- Ulverstone FC Secretary, 1967-78
- NWFU Secretary, 1979-81
- NTFL President, 1987-94
- NTFL Co-Patron, 1995-2005
- Ulverstone FC Life Member, 1970
- NTFL Life Member, 1996
- NTFL Hall of Fame inductee, 2002
- Australian National Football Council Merit Award
- Order of Australia Medal, 2005 (‘Services to the Community through Sport’)
One of the most respected individuals on the entire north-west coast, Neil Rawson was a stalwart of the Ulverstone Football Club and of the football community overall in north-west Tasmania, serving a number of club and league administrative roles over a distinguished 50-year period.
Born in 1932, Neil Rawson’s first involvement with football – as it does for many young men – came as a player. A speedy, left-footed half forward flanker, Rawson played 12 senior games for Ulverstone during the club’s golden era of the early-1950s, and was also a member of a reserves premiership team in 1951 before a knee injury ended his career. His administrative career began in 1967 as a 35-year old when he was appointed as Ulverstone FC Secretary. In 12 years in that role, Rawson witnessed many pivotal moments in football on the north-west coast, the highlight of which came in 1976 when Ulverstone defeated Sandy Bay and then Launceston to claim their second Tasmanian State premiership. His tenure received widespread praise, and in 1979 he took on the same job with the NWFU, serving three years in the role. In 1987, the formation of the TFL Statewide League saw the NWFU and Launceston-based NTFA amalgamate into one combined entity, known as the Northern Tasmanian Football League. Rawson was elected as the League’s inaugural president, and in this capacity he oversaw the early days of what would become a healthy and successful competition. After eight years in the role, Rawson resigned at the end of 1995, and became instead – along with fellow coastal legend G. B. ‘Paddy’ Martin – one of the league’s two co-patrons.

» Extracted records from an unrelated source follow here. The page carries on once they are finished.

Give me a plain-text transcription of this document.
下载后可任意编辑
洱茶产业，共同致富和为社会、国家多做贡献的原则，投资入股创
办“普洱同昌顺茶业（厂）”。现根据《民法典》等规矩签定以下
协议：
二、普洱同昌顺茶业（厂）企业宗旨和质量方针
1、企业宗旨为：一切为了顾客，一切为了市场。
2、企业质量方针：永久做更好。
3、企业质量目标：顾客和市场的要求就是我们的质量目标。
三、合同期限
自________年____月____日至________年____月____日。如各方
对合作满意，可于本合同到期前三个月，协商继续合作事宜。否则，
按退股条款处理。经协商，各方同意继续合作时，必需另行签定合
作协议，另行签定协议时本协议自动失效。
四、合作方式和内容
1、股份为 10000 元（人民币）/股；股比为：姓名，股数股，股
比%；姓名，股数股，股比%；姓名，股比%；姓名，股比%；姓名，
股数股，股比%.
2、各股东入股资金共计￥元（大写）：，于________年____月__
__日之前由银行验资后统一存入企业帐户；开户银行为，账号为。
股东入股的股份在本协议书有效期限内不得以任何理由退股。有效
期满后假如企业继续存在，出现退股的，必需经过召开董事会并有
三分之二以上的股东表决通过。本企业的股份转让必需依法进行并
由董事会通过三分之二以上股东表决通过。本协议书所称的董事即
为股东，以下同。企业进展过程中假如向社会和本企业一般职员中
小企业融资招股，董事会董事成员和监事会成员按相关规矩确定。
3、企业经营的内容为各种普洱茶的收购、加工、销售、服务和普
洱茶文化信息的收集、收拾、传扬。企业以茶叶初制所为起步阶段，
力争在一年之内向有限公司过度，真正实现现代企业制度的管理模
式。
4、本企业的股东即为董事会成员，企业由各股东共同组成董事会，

Away from football, Rawson was a well-known and highly-respected figure within the Ulverstone community, serving at different times as secretary of the Ulverstone Tennis Club, Ulverstone Lions Club and Ulverstone Show Society over a 40+ year period. He had many passions in life, particularly golf and supporting Hawthorn in the AFL, however through it all Rawson’s first love was always his beloved Robins. He was as much a part of the football club as the black and red of their jumpers, and was ready and willing to take on any task that required his services, always on a voluntary basis. His voice was synonymous with match day at the Ulverstone Football Ground, serving as the ground announcer for some time, while he also collated home game match reports and kept training attendance records for more than a decade. Rawson’s tireless work saw him bestowed with numerous awards and commendations throughout his life. These included a Merit Award from the Australian National Football Council, life membership with Ulverstone and the NTFL, an Order of Australia Medal for services to the community and a place as one of nine inaugural inductees into the NTFL Hall of Fame. Arguably the greatest honour of his life however came in April 2009, when the northern grandstand at the Ulverstone Football Ground was renamed the ‘Neil Rawson Stand’ in his honour.
After more than 50 years association with the Ulverstone Football Club and coastal football overall, Neil Rawson passed away in August 2014 at the age of 81; he was a passionate supporter right until the end, watching Ulverstone defeat Penguin by one point only days before his death. He was remembered as an “absolute gentleman”, and an “enormous contributor to the community”, and left a legacy as one of Tasmanian football’s most universally respected figures.
Neil Rawson has been a long-time contributor to football administration in north-west Tasmania. Highlights of his time in office were the 1976 season when Ulverstone dominated north-west and state football, taking home the state premiership.
In 1987 Rawson became the inaugural president of the Northern Tasmanian Football League, which has continued to this day, providing opportunities for senior and youth players in northern and north-western Tasmania. The NTFL has been recognised as the premier competition in Tasmanian football since the end of the statewide league in 2000.